The Arizona Supreme Court upheld a ruling Thursday that would allow primary voters to vote for any candidate regardless of party affiliation, the Arizona Republic reported.

A yes vote for the so-called Open Elections/Open Government ballot initiative would create a “top-two” system, in which the two candidates earning the most votes in the primary would face off in the general election¬, similar to primary procedures in Washington State.

Supporters say the new ballot would draw more independents to the polls and encourage more middle-ground policies by blurring party lines.

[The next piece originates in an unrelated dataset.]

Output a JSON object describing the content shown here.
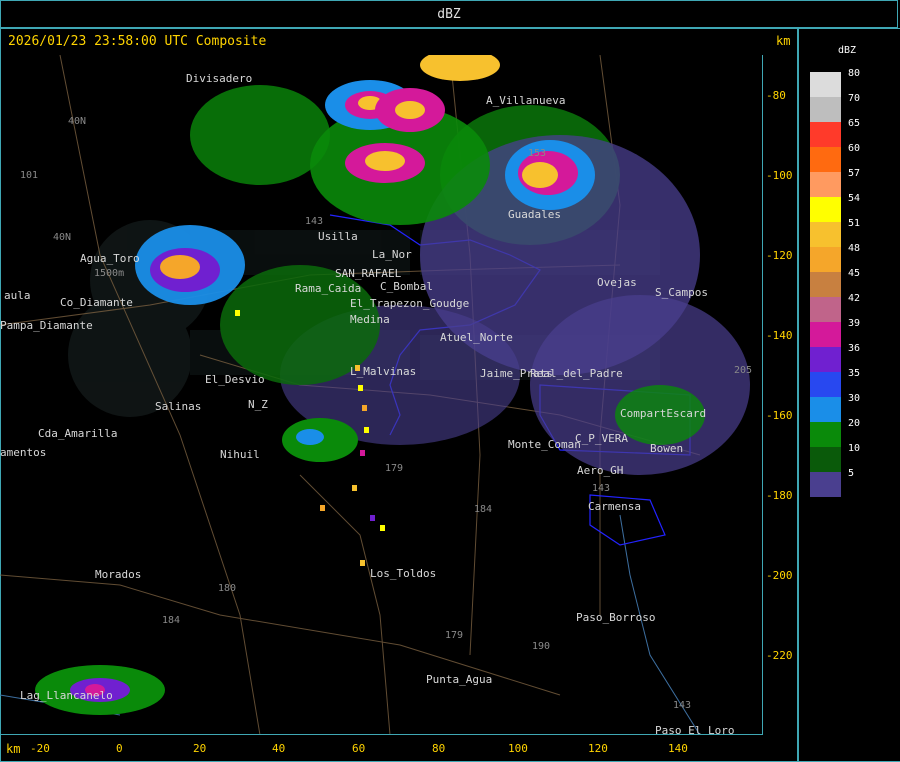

The proposition has come under fire from the opposition group Save Our Vote, which went to court disputing thousands of signatures supporting the ballot initiative last week. After the lower court tossed out about 2,000 signatures, falling short of derailing the measure, the group appealed the ruling. But the Supreme Court also ruled that the majority of signatures were valid, allowing the proposition to stand.

Aaron Baer, a spokesman for Save Our Vote, told The Republic that the ruling set a harmful precedent in approving ballot measures. He said the two-month process to vet petition signatures was insufficient to verify the measure’s legitimacy.

"A group is able to flood the system with enough bad petition circulators and bad petition signers, and there's nothing we can do about it," Baer told The Republic. The groups also fought the measure in court last month, arguing that it violated the state’s “single-subject” rule for ballot initiatives. The state’s highest court also struck down that challenge.

Open Government Committee Chairman Paul Johnson told The Republic that the ruling signaled the end of challenges to the measure. Ballots for the November election went to the printer Sept. 7, the day after the ruling.

“I've personally been trying to pull myself off the ceiling; I'm so excited," said the former Phoenix mayor. If the measure passes, voters will see a new ballot starting January 2014.